Padahal salah satu pokok pangkal persoalan guru nasional hingga sekarang adalah rendahnya kompetensi (kualitas) guru. Dia meminta Pemda tidak lepas tanggung jawab dalam.

“Politik anggaran pendidikan khususnya untuk peningkatan kompetensi guru adalah kebutuhan mendesak dilakukan, jika tidak guru-guru kita masih berkutat di urusan kompetensi yang menyedihkan. Kalau perlu jangan pilih calon kepala daerah yang tak berkomitmen menaikkan anggaran pendidikan daerah menjadi 20 persen,” terang dia,

P2G berharap guru harus dibekali dengan keterampilan digital. Bukan sekedar pengguna tapi mampu bereksperimen di dunia digital.

Satriwan kemudian mengingatkan, menghadapi Pilkada serentak Desember 2020 di beberapa daerah, P2G meminta para guru agar jangan mau terjebak dalam situasi politik praktis.

Terutama bagi guru berstatus ASN, yang terikat oleh Disiplin PNS dalam PP No. 53 Tahun 2010. Guru-guru hendaknya melakukan pendidikan politik dan pendidikan demokrasi yang tetap memegang teguh independensi.

Perlindungan guru khususnya di masa pandemi harus tetap menjadi prioritas pemerintah pusat dan daerah.
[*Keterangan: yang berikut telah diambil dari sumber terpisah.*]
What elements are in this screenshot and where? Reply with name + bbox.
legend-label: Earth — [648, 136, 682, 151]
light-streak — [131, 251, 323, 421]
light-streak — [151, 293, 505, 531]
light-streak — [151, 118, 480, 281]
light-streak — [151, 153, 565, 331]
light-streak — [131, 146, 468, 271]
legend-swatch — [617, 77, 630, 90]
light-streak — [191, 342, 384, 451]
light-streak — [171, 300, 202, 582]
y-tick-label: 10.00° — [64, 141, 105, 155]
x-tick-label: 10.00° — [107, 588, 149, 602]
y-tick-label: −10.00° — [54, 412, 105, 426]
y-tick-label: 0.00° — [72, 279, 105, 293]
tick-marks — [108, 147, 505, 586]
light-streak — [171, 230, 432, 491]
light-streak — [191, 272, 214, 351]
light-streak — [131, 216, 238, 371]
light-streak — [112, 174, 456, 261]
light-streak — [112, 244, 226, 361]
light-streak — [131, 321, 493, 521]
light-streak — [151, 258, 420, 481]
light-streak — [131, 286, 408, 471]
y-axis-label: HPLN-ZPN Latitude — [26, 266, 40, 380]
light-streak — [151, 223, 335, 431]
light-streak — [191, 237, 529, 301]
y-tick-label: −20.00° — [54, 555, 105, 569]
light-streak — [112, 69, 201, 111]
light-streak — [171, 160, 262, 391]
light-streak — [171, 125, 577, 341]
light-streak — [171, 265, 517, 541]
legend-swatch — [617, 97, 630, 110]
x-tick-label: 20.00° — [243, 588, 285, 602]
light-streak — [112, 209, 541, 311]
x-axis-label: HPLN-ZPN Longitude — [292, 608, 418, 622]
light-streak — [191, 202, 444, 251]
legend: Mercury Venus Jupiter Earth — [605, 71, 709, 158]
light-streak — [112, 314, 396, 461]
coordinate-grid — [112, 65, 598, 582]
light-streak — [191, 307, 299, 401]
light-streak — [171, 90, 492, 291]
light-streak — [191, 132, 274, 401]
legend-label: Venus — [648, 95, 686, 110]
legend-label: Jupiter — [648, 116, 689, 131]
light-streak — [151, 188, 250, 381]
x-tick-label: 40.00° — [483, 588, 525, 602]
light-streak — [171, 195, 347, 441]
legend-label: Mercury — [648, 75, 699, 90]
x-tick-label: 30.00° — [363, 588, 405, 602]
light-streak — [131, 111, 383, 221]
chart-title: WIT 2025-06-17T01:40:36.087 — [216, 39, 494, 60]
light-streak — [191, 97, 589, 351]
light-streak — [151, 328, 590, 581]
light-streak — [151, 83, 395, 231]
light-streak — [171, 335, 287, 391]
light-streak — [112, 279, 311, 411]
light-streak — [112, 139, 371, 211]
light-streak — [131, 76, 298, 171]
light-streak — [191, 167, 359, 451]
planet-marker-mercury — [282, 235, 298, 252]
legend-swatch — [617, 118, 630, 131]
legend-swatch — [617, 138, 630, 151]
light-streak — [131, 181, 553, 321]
Menunda sekolah tatap muka, merupakan langkah terbaik untuk melindungi kesehatan dan keselamatan guru dan siswa serta keluarga mereka, katanya.

Tidak kalah penting, ujarnya pendataan terkait guru honorer dan swasta penerima Bantuan Subsidi Upah (BSU) mesti dibenahi Kemendikbud. Sebab P2G mendapatkan laporan dari sejumlah daerah banyak guru honorer yang belum terdaftar berhak menerima BSU Kemendikbud.